You can always try to calculate the average word length. But it is only a very rough indication and it does not work very well with smaller portions of text; it works best to see general trends in collections. There are other indicators that work better for smaller portions of text like the parallels in other schools; so look a the parallel in Chinese and see if the same portion is in there as well or not.
This would be a great solution, also for Sanskrit. On the old site we used to have a hyphenation algorithm that worked reasonably well, but also added a those pesky invisible characters in the text. For instance for Sanskrit:
On the new SC site this was scrapped and it now just lets the word wrap:
@karl_lew: try reducing your screen on this (from the legacy site) and see what happens.
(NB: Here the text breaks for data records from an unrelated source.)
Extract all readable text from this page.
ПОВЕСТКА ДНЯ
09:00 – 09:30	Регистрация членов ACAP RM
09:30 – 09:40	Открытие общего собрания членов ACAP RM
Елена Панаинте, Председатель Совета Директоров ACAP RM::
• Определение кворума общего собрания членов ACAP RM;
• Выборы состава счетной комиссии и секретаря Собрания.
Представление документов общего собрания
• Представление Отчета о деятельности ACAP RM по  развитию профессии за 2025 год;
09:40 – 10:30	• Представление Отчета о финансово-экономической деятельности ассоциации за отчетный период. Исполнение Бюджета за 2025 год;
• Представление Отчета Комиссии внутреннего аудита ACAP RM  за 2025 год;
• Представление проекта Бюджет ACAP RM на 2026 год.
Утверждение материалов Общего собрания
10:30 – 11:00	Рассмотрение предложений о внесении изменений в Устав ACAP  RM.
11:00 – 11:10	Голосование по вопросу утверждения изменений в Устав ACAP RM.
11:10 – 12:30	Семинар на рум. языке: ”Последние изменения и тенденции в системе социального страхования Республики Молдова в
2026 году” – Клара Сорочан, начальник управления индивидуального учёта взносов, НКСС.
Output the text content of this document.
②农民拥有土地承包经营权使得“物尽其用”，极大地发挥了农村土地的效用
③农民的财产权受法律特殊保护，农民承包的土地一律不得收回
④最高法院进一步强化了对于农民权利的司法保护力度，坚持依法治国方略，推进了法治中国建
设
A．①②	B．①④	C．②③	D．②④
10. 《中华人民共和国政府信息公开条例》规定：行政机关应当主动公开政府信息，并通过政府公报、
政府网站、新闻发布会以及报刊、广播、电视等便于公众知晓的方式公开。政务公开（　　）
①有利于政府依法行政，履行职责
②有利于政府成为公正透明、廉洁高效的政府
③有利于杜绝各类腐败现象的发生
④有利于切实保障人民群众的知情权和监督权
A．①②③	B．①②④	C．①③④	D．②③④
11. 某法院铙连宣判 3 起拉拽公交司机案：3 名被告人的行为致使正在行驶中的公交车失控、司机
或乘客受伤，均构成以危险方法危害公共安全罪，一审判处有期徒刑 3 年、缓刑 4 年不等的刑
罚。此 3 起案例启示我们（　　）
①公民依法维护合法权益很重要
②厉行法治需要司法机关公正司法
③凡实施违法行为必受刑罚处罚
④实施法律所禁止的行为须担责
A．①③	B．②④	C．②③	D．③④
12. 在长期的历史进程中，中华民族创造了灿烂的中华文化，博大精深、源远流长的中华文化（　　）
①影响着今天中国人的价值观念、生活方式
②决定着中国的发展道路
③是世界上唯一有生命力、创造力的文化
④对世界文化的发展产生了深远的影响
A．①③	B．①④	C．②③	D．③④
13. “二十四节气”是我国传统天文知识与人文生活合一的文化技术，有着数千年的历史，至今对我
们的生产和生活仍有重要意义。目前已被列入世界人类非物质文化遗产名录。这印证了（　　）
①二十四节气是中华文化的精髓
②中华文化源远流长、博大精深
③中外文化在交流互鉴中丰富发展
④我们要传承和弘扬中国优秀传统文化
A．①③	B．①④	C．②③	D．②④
Voice supports Chrome and Chrome does not support hyphenation fully. Indeed, looking at all the bug requests about this issue is somewhat sad, since they appear to have thrown up their hands for good, and limit their work to Mac and Android. Not even my Google Chromebook is worthy enough of their attention.
So Voice will hyphenate just like the legacy Python. I’ll compare algorithms thanks to your link. My own implementation was a bit haphazard.
When you are done with it, can you please send it to me? I might be able to use it for BuddhaNexus, although our calculation algorithms are a bit complicated and adding invisible characters in the string might mess it up. But it’s worth a try.
On a side note, scv-bilara is the Linux command line tool I use to search the Pali canon. It is actually the search engine behind Voice and has more functions than Voice exposes.
Yes, that is vanilla JS. That’s great because we are using the same setup as SuttaCentral (lit-elements), which also uses that.
Sofar the only thing we have done is put an overflow-wrap: break-word; on the segments so you don’t get those overly long words messing up your display but it is far from ideal. So please give me a heads-up when you are finished revamping that module and I will see if it can work on our system too.
We are also messing around with a search engine at the moment (using ArangoDB’s inbuild possibilities) so I might come back to you about this later on too. But I notice that you use a romanized version of the pali words, which we have chosen not to do because a diacritical can change the meaning of the word. So we are using another system which you can find here: buddhanexus-utils/paliwords.py at master · BuddhaNexus/buddhanexus-utils · GitHub (so you need to make sure everything is in lowercase first).